User experience[edit]

See the full design documentation on mediawiki.org.

Methodology[edit]

In this study, we will compare two versions of the mid-edit workflow to pre-edit v2 from study 2 and a control.

  1. A control, in which an anonymous (IP) editor see no differences -- represents the current user experience where no calls to action appear before a user registers.
  2. A pre-edit v2 call to action which is triggered by an anonymous editor clicking any of the edit buttons on an article that emphasizes the optional nature of registration and renders "continue editing" as a button.
  3. A mid-edit (sign-up primary) call to action which is triggered by an anonymous editor clicking the "save" button in the edit form that emphasizes "sign-up" over "continue anonymously".
  4. A mid-edit (balanced) call to action which is triggered by an anonymous editor clicking the "save" button in the edit form that does not emphasize "sign-up" over "continue anonymously".

Research questions[edit]

RQ 1: Why was there still a decrease in productivity when "continue editing" was made more prominent?[edit]

Rationale: Any interruption has the potential to disrupt a workflow. Interruptions that occur right before an edit is could have a very high potential to disrupt productivity. The interruption that pre-edit v1/v2 raised right before saving an edit could explain the productivity decrease we saw in study #2 -- regardless of the content of that interruption. If this is true, moving the interruption after the edit is made in the workflow should reduce the decrease in productivity.

Hypothesis 1.1: Users in the mid-edit conditions will be more productive than users in the pre-edit v2 condition.

Rationale: As was stated in study #2, we suspect that some anonymous editors will refuse to register an account and that relegating the option to continue anonymously to second-class status might demotivate these editors from continuing their legitimate work.
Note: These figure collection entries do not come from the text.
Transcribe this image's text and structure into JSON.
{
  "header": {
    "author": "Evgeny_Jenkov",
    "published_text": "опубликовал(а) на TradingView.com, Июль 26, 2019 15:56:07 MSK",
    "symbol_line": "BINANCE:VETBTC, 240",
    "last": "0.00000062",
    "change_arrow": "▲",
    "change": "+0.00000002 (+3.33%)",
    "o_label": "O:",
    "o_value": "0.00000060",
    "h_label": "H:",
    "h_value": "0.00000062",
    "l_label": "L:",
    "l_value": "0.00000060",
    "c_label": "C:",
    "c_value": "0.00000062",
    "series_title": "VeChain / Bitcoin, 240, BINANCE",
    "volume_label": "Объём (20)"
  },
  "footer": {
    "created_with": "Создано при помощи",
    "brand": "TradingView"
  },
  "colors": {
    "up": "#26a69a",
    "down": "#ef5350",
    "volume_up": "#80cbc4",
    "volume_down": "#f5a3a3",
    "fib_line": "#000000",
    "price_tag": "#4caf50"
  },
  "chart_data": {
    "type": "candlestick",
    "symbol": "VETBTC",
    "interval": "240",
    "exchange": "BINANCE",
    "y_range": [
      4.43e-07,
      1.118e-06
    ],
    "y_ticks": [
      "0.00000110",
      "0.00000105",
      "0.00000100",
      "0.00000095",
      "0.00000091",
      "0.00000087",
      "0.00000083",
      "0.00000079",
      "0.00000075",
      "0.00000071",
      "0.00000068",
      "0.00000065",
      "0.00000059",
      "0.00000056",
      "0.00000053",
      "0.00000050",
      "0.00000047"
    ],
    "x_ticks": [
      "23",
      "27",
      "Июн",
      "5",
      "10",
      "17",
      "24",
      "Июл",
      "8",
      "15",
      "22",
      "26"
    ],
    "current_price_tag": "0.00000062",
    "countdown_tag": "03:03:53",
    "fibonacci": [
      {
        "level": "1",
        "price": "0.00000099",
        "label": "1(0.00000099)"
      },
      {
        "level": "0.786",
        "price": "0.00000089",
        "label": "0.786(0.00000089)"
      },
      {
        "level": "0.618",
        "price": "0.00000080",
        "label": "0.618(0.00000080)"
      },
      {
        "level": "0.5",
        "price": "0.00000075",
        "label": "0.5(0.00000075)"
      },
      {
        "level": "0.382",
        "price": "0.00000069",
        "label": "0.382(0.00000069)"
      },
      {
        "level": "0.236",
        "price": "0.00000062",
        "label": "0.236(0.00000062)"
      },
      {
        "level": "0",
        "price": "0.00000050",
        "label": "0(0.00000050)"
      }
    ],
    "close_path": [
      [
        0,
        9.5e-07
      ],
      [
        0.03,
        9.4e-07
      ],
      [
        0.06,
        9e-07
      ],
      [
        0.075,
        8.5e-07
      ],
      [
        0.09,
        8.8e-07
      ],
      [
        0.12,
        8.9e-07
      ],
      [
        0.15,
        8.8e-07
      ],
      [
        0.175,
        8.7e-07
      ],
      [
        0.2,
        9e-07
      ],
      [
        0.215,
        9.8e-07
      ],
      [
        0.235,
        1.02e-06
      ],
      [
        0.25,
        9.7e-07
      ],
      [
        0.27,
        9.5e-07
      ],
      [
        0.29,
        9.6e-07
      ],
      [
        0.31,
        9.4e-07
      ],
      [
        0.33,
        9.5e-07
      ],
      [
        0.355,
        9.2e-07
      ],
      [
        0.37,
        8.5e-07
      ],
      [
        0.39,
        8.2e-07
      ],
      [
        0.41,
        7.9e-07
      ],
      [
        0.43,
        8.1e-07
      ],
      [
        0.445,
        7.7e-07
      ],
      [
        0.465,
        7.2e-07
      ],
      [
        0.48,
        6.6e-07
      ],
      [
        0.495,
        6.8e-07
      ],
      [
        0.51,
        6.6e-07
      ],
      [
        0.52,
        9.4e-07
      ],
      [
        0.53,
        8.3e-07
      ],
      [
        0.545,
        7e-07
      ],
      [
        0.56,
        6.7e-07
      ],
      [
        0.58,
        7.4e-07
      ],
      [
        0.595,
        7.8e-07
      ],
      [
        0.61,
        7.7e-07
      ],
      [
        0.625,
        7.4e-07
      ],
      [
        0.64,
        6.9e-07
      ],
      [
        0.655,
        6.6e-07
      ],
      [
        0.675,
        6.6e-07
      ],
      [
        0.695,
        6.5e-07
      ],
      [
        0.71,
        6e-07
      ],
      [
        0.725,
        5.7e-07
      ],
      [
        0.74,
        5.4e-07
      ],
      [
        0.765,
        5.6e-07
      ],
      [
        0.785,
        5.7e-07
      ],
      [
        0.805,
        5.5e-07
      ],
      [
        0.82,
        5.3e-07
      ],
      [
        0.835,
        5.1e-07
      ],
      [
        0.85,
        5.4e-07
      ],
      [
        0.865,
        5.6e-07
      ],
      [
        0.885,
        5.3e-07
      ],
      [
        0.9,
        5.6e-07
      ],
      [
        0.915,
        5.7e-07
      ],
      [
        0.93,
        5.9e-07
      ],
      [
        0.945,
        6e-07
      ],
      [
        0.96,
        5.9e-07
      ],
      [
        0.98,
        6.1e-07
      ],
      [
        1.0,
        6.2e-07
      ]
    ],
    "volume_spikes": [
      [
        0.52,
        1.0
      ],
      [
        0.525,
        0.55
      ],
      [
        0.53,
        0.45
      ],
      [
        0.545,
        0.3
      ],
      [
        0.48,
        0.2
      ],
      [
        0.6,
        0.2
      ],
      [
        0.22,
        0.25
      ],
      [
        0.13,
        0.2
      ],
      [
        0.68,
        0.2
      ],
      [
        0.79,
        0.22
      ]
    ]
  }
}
Hypothesis 1.2: Users in the balanced mid-edit condition will be more productive than users in the signup mid-edit condition.


RQ 2: How does the mid-edit intervention affect the activation and retention of users?[edit]

Rationale: Making a change to a wiki page takes time and energy. Behavioral economics has identified a common pattern whereby people who invest in something will be likely to want to complete the investment even in the case of set backs (see en:sunk cost for a discussion). If users who have completed making their changes and are ready to save feel invested in their work, an interruption should be less likely to deter them from completing the task that they started. This means that users should be less likely to abandon an edit in the mid-edit conditions (where they have already invested time) than the pre-edit condition (where they have yet to invest time).

Hypothesis 2.1: Users in the mid-edit conditions will have a higher edit completion rate than users in the pre-edit v2 condition.

Rationale: In addition to greater privacy protections, we believe that users who register accounts show public commitment and interest in editing Wikipedia. This, plus additional tools for retaining users like notifications, will lead to greater contributions over time by users who register in our experimental conditions.

Hypothesis 2.2: Editors who register using the CTAs will have a greater retention rate than those who contribute anonymously.